Bush's Photo-op Heroism 

The always great William Saletan of Slate exposes Bush's "heroism" that we heard about last night at the convention:

The only moment of physical bravery any of last night's speakers could find in Bush's life was his secret trip to Iraq. "As I think about his leadership," Kerik recalled, "I think of the courage it took for our commander in chief to land on an airstrip in the dark of night, a world away, to be with our troops on Thanksgiving."

Thanksgiving? You mean, six months after we captured the airport and Bush declared victory?

And isn't "the dark of night" normally a term we use to describe the preferred arrival and departure time of people who aren't exactly overflowing with courage?

Or is Kerik pointing out the difficulty of landing a plane in the dark? Is he unaware, perhaps, that Bush wasn't flying the plane? That once again, as in Vietnam, somebody else was doing the hard part and Bush was along for the ride? That Air Force One has more security systems than any other vehicle on Earth? That Bush went to Baghdad to "be with" the troops in the same way he went to New York to "be with" the firefighters? That waiting for a safe time and place to "be with" people who have braved unsafe places at unsafe times is the difference between heroism and a photo op?
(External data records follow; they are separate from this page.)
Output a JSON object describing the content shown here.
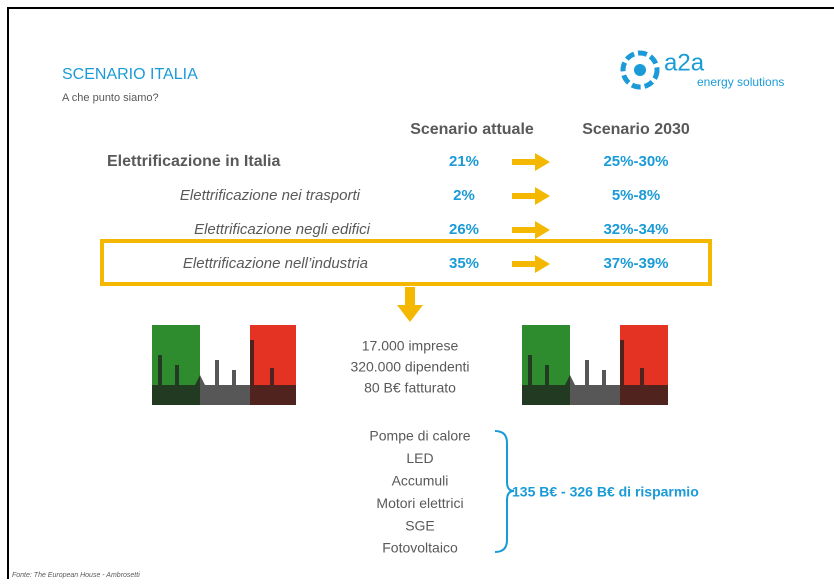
{
  "header": {
    "title": "SCENARIO ITALIA",
    "subtitle": "A che punto siamo?"
  },
  "logo": {
    "name": "a2a",
    "tagline": "energy solutions"
  },
  "table": {
    "columns": [
      "Scenario attuale",
      "Scenario 2030"
    ],
    "rows": [
      [
        "Elettrificazione in Italia",
        "21%",
        "25%-30%"
      ],
      [
        "Elettrificazione nei trasporti",
        "2%",
        "5%-8%"
      ],
      [
        "Elettrificazione negli edifici",
        "26%",
        "32%-34%"
      ],
      [
        "Elettrificazione nell’industria",
        "35%",
        "37%-39%"
      ]
    ]
  },
  "industry": [
    "17.000 imprese",
    "320.000 dipendenti",
    "80 B€ fatturato"
  ],
  "technologies": [
    "Pompe di calore",
    "LED",
    "Accumuli",
    "Motori elettrici",
    "SGE",
    "Fotovoltaico"
  ],
  "savings": "135 B€ - 326 B€ di risparmio",
  "source": "Fonte: The European House - Ambrosetti"
}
Giuliani compared Bush to Winston Churchill. I don't think Churchill would have flown from base-to-base on Sept. 11 "getting out of harm's way". Churchill would have demanded to be flown back to Washington to face the enemy head on.

Update: Matthew Yglesias says Rudy should not be lecturing us about National Security:

He's never served in the military (or held a civilian job that entailed working with the military). He's never held a job dealing with foreign affairs. He's never held a job dealing with intelligence. Indeed, the closest he gets is time spent as a federal prosecutor working against the Mafia, precisely the law-enforcement model of counterterrorism that the nation has abandoned and that the Bush administration likes to accuse Democrats of being in thrall to. Nor does he have any experience with the problem of post-conflict stabilization, the area in which George W. Bush's policies have most clearly fallen short. The Coalition Provisional Authority even brought Bernard Kerik, Giuliani's favorite police commissioner, to Baghdad to try to help out with security. It didn't work very well. Kerik, like Giuliani, was given a speaking role on Monday evening.

After the 1993 bombing attack on the World Trade Center, Giuliani decided that the city needed an emergency-management-command center and so he had one built -- in the World Trade Center. Critics suggested that locating the facility in a building that was likely to come under attack wasn't a very good idea.